The Eustachian tube is a narrow tube that connects the middle ear with the upper throat area in back of the nose. The Eustachian tube functions as a pressure equalizing valve of the ear. Under normal circumstances, the Eustachian tube opens for a fraction of a second when swallowing or yawning. This allows air into the middle ear to equalize pressure changes. Anything that interferes with the opening and closing of the Eustachian tube may result in a hearing loss or other ear symptoms.

Blockage of the Eustachian tube results in a negative middle ear pressure, which causes a sucking in of the eardrum.  In an adult, this is usually accompanied by some discomfort, such as a fullness or feeling of pressure.  It may result in a mild hearing impairment and tinnitus. There may be no symptoms in children. If the blockage does not go away, the fluid may be sucked in from the mucous membrane in the middle ear, creating a fluid in the middle ear or an ear infection. This occurs frequently in children in connection with an upper respiratory infection or allergies and can cause temporary hearing loss.

On the other hand, sometimes the tube remains open for a prolonged period. This is called abnormal patency of the Eustachian tube. This is less common than fluid in the middle ear, but occurs mainly in adults. Because the tube is constantly open, the patient may hear himself breathe or hear his voice resonate in the affected ear. The patient may feel fullness and a blocked feeling. Abnormal patency of the Eustachian tube is annoying, but does not cause a hearing loss.


Individuals with a Eustachian tube problem may experience difficulty equalizing middle ear pressure when flying. When an airplane flies up or down, the air pressure in the cabin changes.  Either situation may result in discomfort in the ear due to abnormal middle ear pressure compared to the cabin pressure if the Eustachian tube is not functioning properly. Usually, this discomfort is experienced when the airplane is landing.


Serous otitis media is a term used to describe fluid in the middle ear. Serous otitis media is the most common cause of hearing loss in children. Fortunately, the hearing loss associated with this condition usually is not permanent. Proper treatment restores the hearing back to what it was and prevents secondary complications.

In serous otitis media, the external and inner ear and hearing nerve are normal. The problem stems from inadequate function of the Eustachian tube. The tube becomes blocked and does not allow air to fill the middle ear space. Subsequently, fluid forms from the middle ear lining. The presence of this fluid dampens the vibration of the eardrum and causes a mild to moderate hearing impairment. This fluid makes the ear more susceptible to back-to-back ear infections in many children. The trapped fluid is an ideal place for bacteria to grow rapidly.  The pus produced from the bacteria puts pressure on the eardrum, resulting in pain.

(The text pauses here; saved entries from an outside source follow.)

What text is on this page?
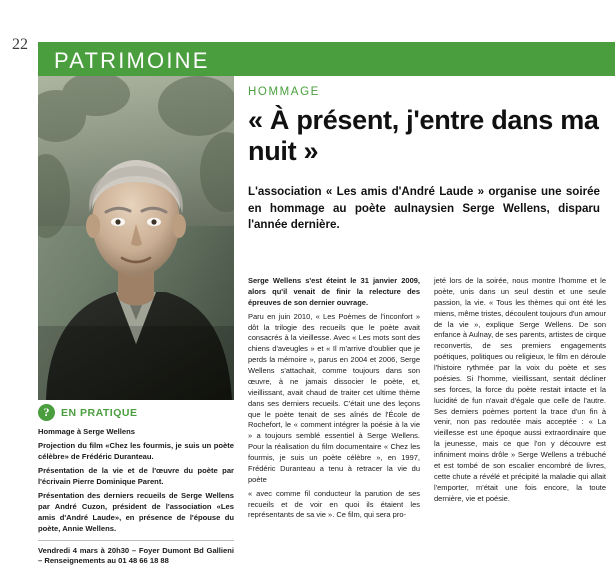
22
PATRIMOINE
?	EN PRATIQUE

Hommage à Serge Wellens

Projection du film «Chez les fourmis, je suis un poète célèbre» de Frédéric Duranteau.

Présentation de la vie et de l'œuvre du poète par l'écrivain Pierre Dominique Parent.

Présentation des derniers recueils de Serge Wellens par André Cuzon, président de l'association «Les amis d'André Laude», en présence de l'épouse du poète, Annie Wellens.

Vendredi 4 mars à 20h30 – Foyer Dumont Bd Gallieni – Renseignements au 01 48 66 18 88

HOMMAGE
« À présent, j'entre dans ma nuit »
L'association « Les amis d'André Laude » organise une soirée en hommage au poète aulnaysien Serge Wellens, disparu l'année dernière.

Serge Wellens s'est éteint le 31 janvier 2009, alors qu'il venait de finir la relecture des épreuves de son dernier ouvrage.

Paru en juin 2010, « Les Poèmes de l'inconfort » dôt la trilogie des recueils que le poète avait consacrés à la vieillesse. Avec « Les mots sont des chiens d'aveugles » et « Il m'arrive d'oublier que je perds la mémoire », parus en 2004 et 2006, Serge Wellens s'attachait, comme toujours dans son œuvre, à ne jamais dissocier le poète, et, vieillissant, avait chaud de traiter cet ultime thème dans ses derniers recueils. C'était une des leçons que le poète tenait de ses aînés de l'École de Rochefort, le « comment intégrer la poésie à la vie » a toujours semblé essentiel à Serge Wellens. Pour la réalisation du film documentaire « Chez les fourmis, je suis un poète célèbre », en 1997, Frédéric Duranteau a tenu à retracer la vie du poète

« avec comme fil conducteur la parution de ses recueils et de voir en quoi ils étaient les représentants de sa vie ». Ce film, qui sera pro-

jeté lors de la soirée, nous montre l'homme et le poète, unis dans un seul destin et une seule passion, la vie. « Tous les thèmes qui ont été les miens, même tristes, découlent toujours d'un amour de la vie », explique Serge Wellens. De son enfance à Aulnay, de ses parents, artistes de cirque reconvertis, de ses premiers engagements poétiques, politiques ou religieux, le film en déroule l'histoire rythmée par la voix du poète et ses poésies. Si l'homme, vieillissant, sentait décliner ses forces, la force du poète restait intacte et la lucidité de fun n'avait d'égale que celle de l'autre. Ses derniers poèmes portent la trace d'un fin à venir, non pas redoutée mais acceptée : « La vieillesse est une époque aussi extraordinaire que la jeunesse, mais ce que l'on y découvre est infiniment moins drôle » Serge Wellens a trébuché et est tombé de son escalier encombré de livres, cette chute a révélé et précipité la maladie qui allait l'emporter, m'était une fois encore, la toute dernière, vie et poésie.
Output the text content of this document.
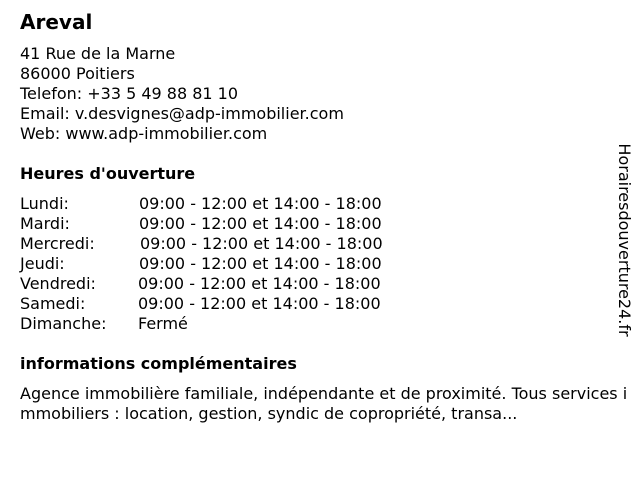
Areval
41 Rue de la Marne
86000 Poitiers
Telefon: +33 5 49 88 81 10
Email: v.desvignes@adp-immobilier.com
Web: www.adp-immobilier.com
Heures d'ouverture
Lundi:	09:00 - 12:00 et 14:00 - 18:00
Mardi:	09:00 - 12:00 et 14:00 - 18:00
Mercredi:	09:00 - 12:00 et 14:00 - 18:00
Jeudi:	09:00 - 12:00 et 14:00 - 18:00
Vendredi:	09:00 - 12:00 et 14:00 - 18:00
Samedi:	09:00 - 12:00 et 14:00 - 18:00
Dimanche: Fermé
informations complémentaires
Agence immobilière familiale, indépendante et de proximité. Tous services immobiliers : location, gestion, syndic de copropriété, transa...
Horairesdouverture24.fr
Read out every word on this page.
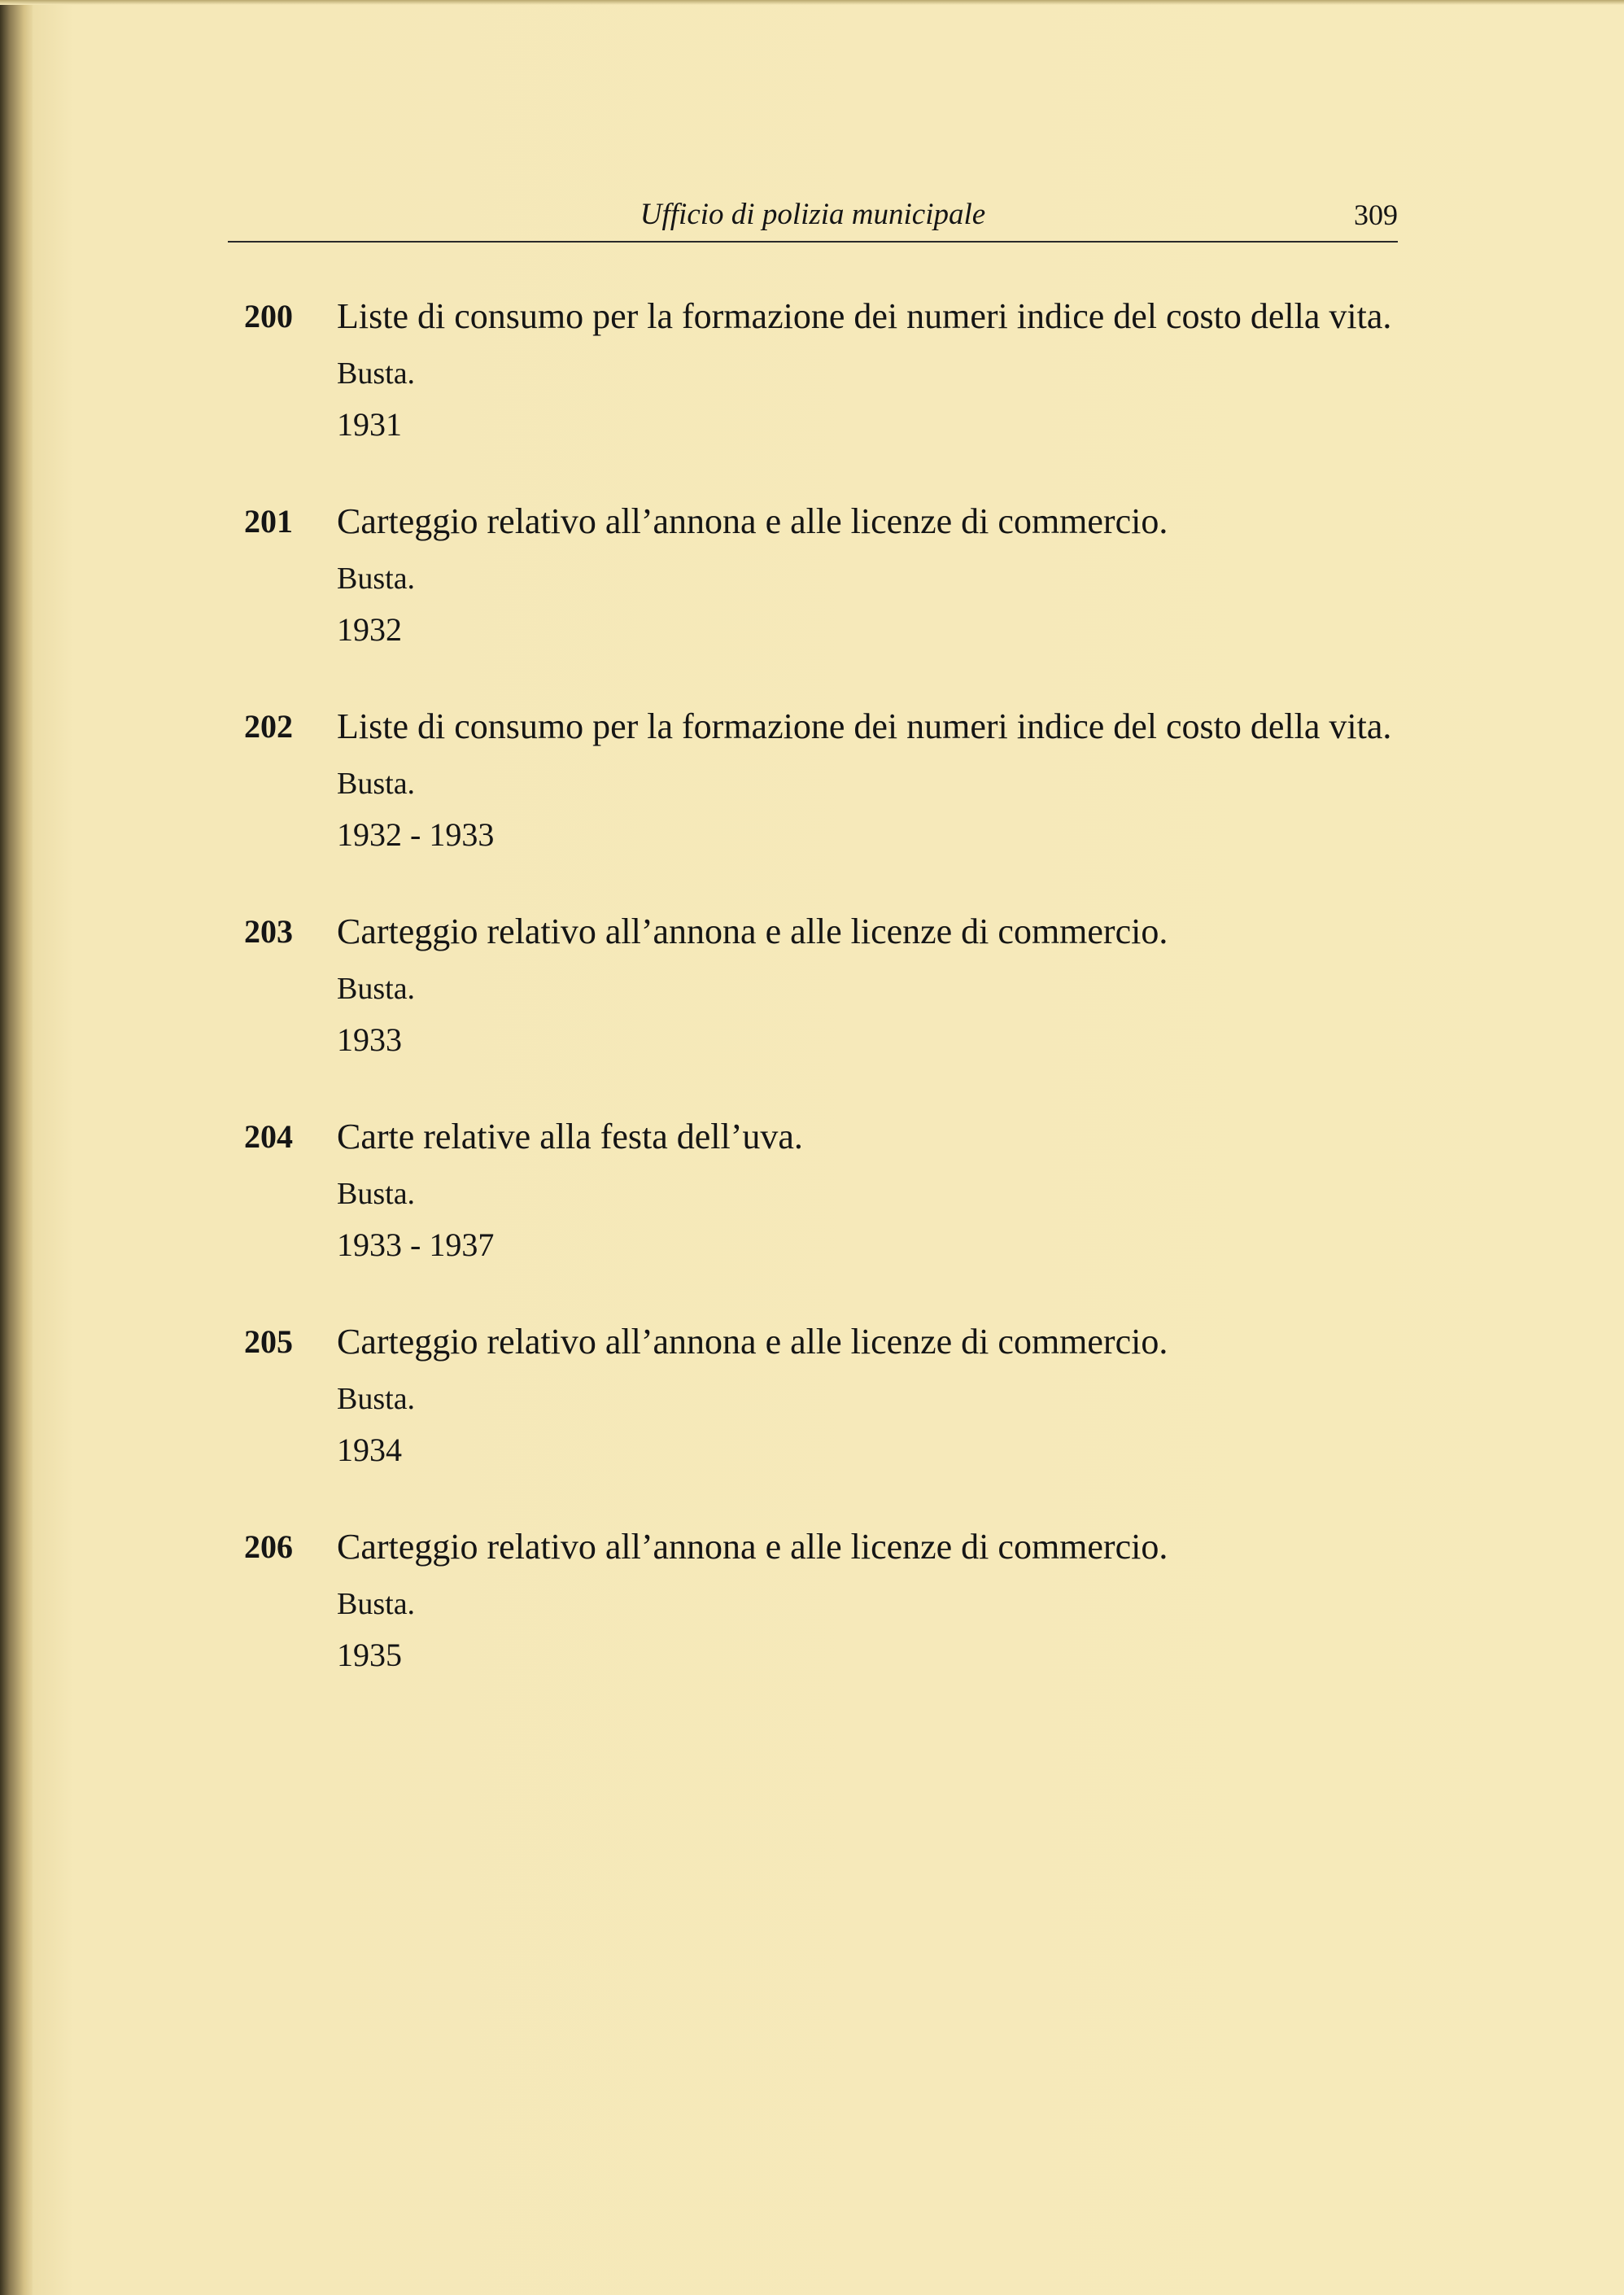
Ufficio di polizia municipale	309
200	Liste di consumo per la formazione dei numeri indice del costo della vita.

Busta.

1931

201	Carteggio relativo all’annona e alle licenze di commercio.

Busta.

1932

202	Liste di consumo per la formazione dei numeri indice del costo della vita.

Busta.

1932 - 1933

203	Carteggio relativo all’annona e alle licenze di commercio.

Busta.

1933

204	Carte relative alla festa dell’uva.

Busta.

1933 - 1937

205	Carteggio relativo all’annona e alle licenze di commercio.

Busta.

1934

206	Carteggio relativo all’annona e alle licenze di commercio.

Busta.

1935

Serous otitis media may be present without ear infections, and a mild hearing loss may be the only sign of its presence.  Severe serous otitis media is usually the result of blockage of the Eustachian tube from an upper respiratory infection or an allergy attack.  The fluid may become infected when bacteria is present, leading to an ear infection in the middle ear.

When an infection does not develop, the fluid remains in the middle ear until the Eustachian tube begins to function properly again, at which time the fluid is absorbed or drains down the tube into the back of the throat.

Longstanding serous otitis media results from a blocked Eustachian tube or from a thickening of the fluid so that it cannot be absorbed or drained down the tube. This condition is usually associated with a hearing impairment. There may be ear pain, especially when the individual catches a cold. Ear infections that continue to occur for long periods of time may result in middle ear damage.


Serous otitis media may result from any condition that interferes with the opening and closing of the Eustachian tube. The causes may be present at birth, due to infection or allergy, or may be due to physical blockage of the tube.


Treatment of serous otitis media is usually handled by a physician.  They may aim to treat an upper respiratory infection or allergy attacks. This may include antibiotics, antihistamines (anti-allergy drugs), decongestants or nasal sprays.  As the upper respiratory infection subsides, it may leave the patient with a Eustachian tube blockage that requires antibiotic treatment.   Allergy is often a major factor in the development or persistence of otitis media. Mild cases can be treated with anti-allergy drugs. More persistent cases may require allergic evaluation and treatment, including injection treatment.

Treatment of longstanding fluid may be medical or, in some cases, surgical.  The primary goal of surgical treatment of longstanding middle ear fluid or infections is to re-establish ventilation of the middle ear and equalize the pressure. This keeps the hearing at a normal level and prevents recurring infections that might damage the ear drum and ear bones.  Some surgical approaches include cutting a small slit in the eardrum from which the fluid can drain before the ear heals, or inserting a semi-permanent tube in the slit that allows fluid to drain over a period of time.  If the tubes do not come out of the ear on their own, they can be removed at a later date, but most of the time it is preferable to let the tubes work their way out of the eardrum. When the tube comes out, the eardrum heals.  The Eustachian tube generally resumes its normal pressure-equalizing function.

In adults, the incision in the eardrum and insertion of a ventilation tube is usually performed in the office under local anesthesia. In children, general anesthesia is required.